Shirley Sherrod, ousted from the Agriculture Department during a racial firestorm that embarrassed the Obama administration, rejected an offer to return to the USDA on Tuesday. But at a cordial news conference with the man who asked her to leave — Agriculture Secretary Tom Vilsack — she said she may do consulting work for him on racial issues.

She was asked to leave her job as Georgia’s director of rural development in July after comments she made in March were misconstrued as racist. She has since received numerous apologies from the administration, including from President Barack Obama himself, and Vilsack asked her to return. But she said at the news conference with a clearly disappointed Vilsack that she did not think she could say yes to a job “at this point, with all that has happened.”

Militants kill 32

MOGADISHU, Somalia

Islamist militants wearing Somali military uniforms stormed a hotel favored by lawmakers in the war-battered capital Tuesday, firing indiscriminately and killing 32 people, including six parliamentarians.

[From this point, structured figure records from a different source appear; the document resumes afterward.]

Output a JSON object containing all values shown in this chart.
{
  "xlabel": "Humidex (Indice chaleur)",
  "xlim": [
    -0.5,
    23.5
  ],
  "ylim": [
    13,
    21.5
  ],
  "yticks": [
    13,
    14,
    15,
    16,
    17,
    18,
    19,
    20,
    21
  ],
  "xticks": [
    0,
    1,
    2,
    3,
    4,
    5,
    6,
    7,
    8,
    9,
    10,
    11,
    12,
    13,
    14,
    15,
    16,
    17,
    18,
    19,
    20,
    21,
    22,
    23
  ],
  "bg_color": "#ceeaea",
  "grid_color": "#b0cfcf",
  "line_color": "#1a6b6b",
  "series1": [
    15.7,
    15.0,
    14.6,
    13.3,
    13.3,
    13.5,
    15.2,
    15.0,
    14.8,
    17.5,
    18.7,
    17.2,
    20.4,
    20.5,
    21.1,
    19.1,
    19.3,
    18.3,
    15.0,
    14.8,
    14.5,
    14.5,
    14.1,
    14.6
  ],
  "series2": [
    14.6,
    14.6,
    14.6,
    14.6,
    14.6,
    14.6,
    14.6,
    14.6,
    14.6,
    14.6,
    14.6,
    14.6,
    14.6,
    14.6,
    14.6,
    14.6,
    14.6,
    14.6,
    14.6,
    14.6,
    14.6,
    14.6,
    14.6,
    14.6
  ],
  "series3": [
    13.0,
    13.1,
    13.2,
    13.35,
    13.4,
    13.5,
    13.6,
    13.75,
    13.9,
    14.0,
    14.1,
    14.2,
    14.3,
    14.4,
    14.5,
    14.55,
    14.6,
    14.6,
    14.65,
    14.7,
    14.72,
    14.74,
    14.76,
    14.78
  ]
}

A suicide bomber and one of the gunmen also were killed in the brazen attack just a half-mile from the presidential palace. The attack showed the insurgent group al-Shabab, which controls wide areas of Somalia, can penetrate even the few blocks of the capital under the control of the government and African Union troops.

States to Craigslist: End adult section

HARTFORD, Conn.

Craigslist should remove its adult-services section because the website cannot adequately block potentially illegal ads promoting prostitution and child trafficking, attorneys general in 17 states demanded Tuesday in a joint letter.

The joint letter acknowledged Craigslist faces the prospect of losing revenue if it were to remove the adult-services section.

The 17 states whose attorneys general signed the letter are: Arkansas, Connecticut, Idaho, Illinois, Iowa, Kansas, Maryland, Michigan, Missouri, Montana, New Hampshire, Ohio, Rhode Island, South Carolina, Tennessee, Texas and Virginia.

William Saxbe, Nixon AG, dies

COLUMBUS

William Saxbe, a Republican maverick who became the fourth attorney general to serve under President Richard M. Nixon and presided during the Watergate investigation, died Tuesday. He was 94.

Saxbe, who served in the Ohio Legislature and as state attorney general, died at his home in Mechanicsburg, northwest of Columbus, said his son, Charles “Rocky” Saxbe.

Jet misses runway in China; 43 die

BEIJING

A Chinese passenger jet broke apart as it approached a fog-shrouded runway in the country’s northeast and burst into flames as it hit the ground Tuesday, killing 43 people and injuring 53 others, state media said.

The Henan Airlines plane with 91 passengers and five crew crashed in a grassy area near the Lindu airport on the outskirts of Yichun, a city of about 1 million people in Heilongjiang province, the official Xinhua News Agency said.